Acompanhar a recuperação da Juliana, mesmo de longe, também me faz lembrar de que o tempo do hospital é outro. Ele não corre na cronologia daqui de fora. O relógio de lá, definitivamente, é diferenteArte Paulo Márcio
O milagre da vida
Algo que a gente faz diariamente era tudo o que ela havia pedido para a irmã naquele momento: respirar pelo nariz e engolir saliva. Todos dias a magia da vida se repete e não nos damos conta disso
Certo dia à noite, depois do meu trabalho no plantão do jornal, peguei o celular e acessei o Instagram. Logo apareceram para mim os Stories da Jéssica, irmã da Juliana Leite Rangel, a menina que foi baleada por agentes da PRF na véspera de Natal e, desde então, vem lutando para se reabilitar e deixar o Hospital Adão Pereira Nunes, em Saracuruna, na minha cidade, Duque de Caxias. Socorrida por dois policiais militares, o cabo Leite e o terceiro sargento Fernandes, que estavam na Rodovia Washington Luís no momento em que ela foi ferida, Juliana ficou em estado gravíssimo e precisou fazer traqueostomia nesse período. Foi através dessa intervenção que ela ficou respirando.
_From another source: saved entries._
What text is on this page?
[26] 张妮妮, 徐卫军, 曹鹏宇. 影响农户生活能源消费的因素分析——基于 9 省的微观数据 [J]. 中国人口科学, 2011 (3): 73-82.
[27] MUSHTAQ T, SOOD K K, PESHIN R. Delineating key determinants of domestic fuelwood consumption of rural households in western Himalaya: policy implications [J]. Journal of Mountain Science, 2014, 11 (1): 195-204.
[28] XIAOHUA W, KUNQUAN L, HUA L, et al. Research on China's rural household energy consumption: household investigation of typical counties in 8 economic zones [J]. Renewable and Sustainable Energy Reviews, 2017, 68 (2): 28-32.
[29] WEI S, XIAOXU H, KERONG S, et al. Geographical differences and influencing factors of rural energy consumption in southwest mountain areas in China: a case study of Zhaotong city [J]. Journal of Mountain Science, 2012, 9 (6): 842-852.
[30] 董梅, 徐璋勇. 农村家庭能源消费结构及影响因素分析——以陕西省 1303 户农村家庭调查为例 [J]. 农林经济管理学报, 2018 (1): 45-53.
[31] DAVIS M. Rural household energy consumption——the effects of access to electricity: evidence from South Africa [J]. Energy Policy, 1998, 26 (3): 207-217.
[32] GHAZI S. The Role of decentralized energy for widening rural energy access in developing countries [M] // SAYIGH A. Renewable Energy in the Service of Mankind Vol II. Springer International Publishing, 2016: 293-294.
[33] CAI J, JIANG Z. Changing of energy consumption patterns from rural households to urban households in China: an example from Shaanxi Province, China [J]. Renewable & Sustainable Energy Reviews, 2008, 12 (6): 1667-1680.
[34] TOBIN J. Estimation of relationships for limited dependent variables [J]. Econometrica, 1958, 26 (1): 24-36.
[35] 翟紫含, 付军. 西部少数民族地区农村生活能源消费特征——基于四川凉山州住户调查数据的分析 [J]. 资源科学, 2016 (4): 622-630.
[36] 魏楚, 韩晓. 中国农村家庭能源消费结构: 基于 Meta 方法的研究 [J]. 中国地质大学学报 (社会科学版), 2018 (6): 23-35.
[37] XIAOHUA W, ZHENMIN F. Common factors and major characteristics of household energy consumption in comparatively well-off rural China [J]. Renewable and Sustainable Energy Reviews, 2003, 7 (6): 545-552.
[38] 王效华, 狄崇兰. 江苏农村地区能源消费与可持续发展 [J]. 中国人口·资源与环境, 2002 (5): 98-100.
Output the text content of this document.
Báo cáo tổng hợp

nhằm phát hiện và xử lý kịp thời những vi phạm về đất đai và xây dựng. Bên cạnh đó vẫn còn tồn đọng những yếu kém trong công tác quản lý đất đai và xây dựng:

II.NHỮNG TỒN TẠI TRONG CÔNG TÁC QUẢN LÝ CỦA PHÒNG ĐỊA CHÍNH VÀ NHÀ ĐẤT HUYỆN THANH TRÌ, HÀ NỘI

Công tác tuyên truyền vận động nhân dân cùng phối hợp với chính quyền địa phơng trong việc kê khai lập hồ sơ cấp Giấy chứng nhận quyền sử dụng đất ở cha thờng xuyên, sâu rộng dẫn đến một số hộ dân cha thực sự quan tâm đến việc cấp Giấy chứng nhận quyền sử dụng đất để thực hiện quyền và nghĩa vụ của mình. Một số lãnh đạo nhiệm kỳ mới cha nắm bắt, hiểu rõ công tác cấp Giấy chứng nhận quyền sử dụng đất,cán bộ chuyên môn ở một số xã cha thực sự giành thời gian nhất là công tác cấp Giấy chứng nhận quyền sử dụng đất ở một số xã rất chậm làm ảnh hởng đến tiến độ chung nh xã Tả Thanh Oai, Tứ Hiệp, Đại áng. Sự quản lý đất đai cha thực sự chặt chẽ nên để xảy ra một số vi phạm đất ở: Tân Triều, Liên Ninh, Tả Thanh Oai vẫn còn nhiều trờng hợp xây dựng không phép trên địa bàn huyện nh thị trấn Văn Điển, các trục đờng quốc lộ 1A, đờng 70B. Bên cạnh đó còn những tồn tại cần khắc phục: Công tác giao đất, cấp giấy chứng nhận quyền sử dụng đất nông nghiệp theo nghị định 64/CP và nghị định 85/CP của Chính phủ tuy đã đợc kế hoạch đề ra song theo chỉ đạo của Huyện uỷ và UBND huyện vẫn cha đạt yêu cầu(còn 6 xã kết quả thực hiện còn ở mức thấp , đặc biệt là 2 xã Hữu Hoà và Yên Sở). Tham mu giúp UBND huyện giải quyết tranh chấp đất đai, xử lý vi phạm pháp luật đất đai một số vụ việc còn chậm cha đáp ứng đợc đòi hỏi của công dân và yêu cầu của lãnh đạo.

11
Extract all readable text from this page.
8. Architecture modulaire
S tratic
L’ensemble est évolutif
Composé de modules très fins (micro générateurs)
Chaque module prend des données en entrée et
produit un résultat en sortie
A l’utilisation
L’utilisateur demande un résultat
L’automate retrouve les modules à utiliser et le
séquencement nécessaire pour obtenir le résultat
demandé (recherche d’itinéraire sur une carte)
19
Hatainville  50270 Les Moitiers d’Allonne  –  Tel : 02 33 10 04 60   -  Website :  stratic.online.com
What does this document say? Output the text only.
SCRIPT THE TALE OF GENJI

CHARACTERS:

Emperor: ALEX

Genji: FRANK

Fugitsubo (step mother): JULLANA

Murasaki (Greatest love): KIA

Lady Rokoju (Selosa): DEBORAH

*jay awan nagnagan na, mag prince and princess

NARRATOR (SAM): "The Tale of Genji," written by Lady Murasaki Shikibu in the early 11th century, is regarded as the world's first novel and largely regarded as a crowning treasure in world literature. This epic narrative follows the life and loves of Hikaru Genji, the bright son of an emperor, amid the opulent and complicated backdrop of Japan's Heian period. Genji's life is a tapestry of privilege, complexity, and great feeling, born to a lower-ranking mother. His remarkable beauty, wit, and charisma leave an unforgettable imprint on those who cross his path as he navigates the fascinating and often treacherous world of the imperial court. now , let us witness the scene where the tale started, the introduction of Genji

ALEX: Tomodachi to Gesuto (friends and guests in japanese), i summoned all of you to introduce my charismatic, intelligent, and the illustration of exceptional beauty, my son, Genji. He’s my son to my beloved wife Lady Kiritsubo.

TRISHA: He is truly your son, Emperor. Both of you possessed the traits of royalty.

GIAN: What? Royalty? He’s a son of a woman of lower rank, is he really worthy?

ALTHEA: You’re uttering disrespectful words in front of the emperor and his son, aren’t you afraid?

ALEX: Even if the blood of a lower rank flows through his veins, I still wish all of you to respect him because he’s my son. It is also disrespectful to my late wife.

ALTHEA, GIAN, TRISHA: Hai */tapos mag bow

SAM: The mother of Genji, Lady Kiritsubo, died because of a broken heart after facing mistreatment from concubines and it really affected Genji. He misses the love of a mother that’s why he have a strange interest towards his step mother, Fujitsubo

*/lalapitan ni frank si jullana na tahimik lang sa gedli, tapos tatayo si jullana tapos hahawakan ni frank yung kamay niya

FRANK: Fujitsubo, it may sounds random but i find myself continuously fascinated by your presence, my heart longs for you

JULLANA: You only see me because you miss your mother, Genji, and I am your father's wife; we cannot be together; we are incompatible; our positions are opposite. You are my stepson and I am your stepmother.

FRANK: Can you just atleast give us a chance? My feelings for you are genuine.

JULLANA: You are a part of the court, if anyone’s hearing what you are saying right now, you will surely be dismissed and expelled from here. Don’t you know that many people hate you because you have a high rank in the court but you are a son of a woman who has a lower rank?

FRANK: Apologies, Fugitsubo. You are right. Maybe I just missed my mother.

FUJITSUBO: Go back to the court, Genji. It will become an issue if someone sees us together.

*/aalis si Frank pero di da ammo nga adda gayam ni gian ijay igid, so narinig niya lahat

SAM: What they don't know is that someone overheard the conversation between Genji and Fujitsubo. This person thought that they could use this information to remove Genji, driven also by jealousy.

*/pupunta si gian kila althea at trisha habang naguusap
Nessa noite em que os Stories da Jéssica apareceram para mim, ela revelava que a Juliana estava falando novamente e contou que havia pedido a Deus por isso. "Faça com que ela respire pelo nariz, com que ela possa engolir saliva": esse foi o pedido de Jéssica em suas orações. Essa frase ficou na minha cabeça e amanheceu comigo no dia seguinte. Algo que a gente faz diariamente era tudo o que ela havia pedido para a irmã naquele momento: respirar pelo nariz e engolir saliva. Todos dias a magia da vida se repete e não nos damos conta disso.
Acompanhar a recuperação da Juliana, mesmo de longe, também me faz lembrar de que o tempo do hospital é outro. Ele não corre na cronologia daqui de fora. O relógio de lá, definitivamente, é diferente. O ciclo dos antibióticos, as visitas contadas do CTI, a espera por notícias, a torcida em casa para que o telefone não toque no meio da noite com uma notícia irreversível, o cansaço que se supera a todo instante... Tudo isso comprova que a vida passa de forma muito particular quando se tem alguém querido internado. Cada melhora pequena é festejada como um grande avanço. Reaprender a falar, a andar ou a comer: tudo isso vira comemoração.
Vi essa rotina de perto na internação da minha mãe, em 2019, e perceber isso me fez entender que damos importância enorme para muitas coisas sem importância. Na época, procurei relatos de pessoas que tinham ficado sedadas e conseguiram despertar para uma nova vida. Queria saber o que sentiram. Lembro que vi um vídeo do radialista Rafael Marques, que havia ficado um longo tempo internado. Não sei reproduzir exatamente as suas palavras, mas ele disse que, muitas vezes, a gente superdimensiona certas situações quando não temos algo realmente importante para nos preocupar. A luta pela vida é a prioridade máxima. Seja a de quem está em um leito ou de quem está aqui fora, buscando dignidade na existência.
De volta à história de Juliana, também me emocionei em um vídeo em que sua mãe lhe dá umas colheradas de iogurte e diz que aquela cena a fazia lembrar de quando deu danoninho pela primeira vez à filha. Em entrevista ao 'Fantástico', Juliana ainda disse que quer comer coxinha quando sair do hospital, além de ficar perto da sobrinha e voltar a trabalhar. Ela é agente de saúde e, mesmo precisando de cuidados, já pensa em voltar a cuidar de alguém. Ela quer ter a sua vida normal e corriqueira de volta. A tal da rotina é o seu sonho, assim como é para muita gente acamada.
Juliana é uma daquelas pessoas que se tornam próximas da gente sem que nunca a tenhamos visto. Nos comentários do Instagram, há vários relatos de quem rezou por ela. Seja qual for a religião ou a crença que guia cada um de nós, a jovem nos mostra que milagres existem. Também podemos chamar de volta por cima, força de vontade, sorte ou fé. Tudo isso aliado, é claro, ao trabalho da equipe médica. Enquanto há vida, há esperança.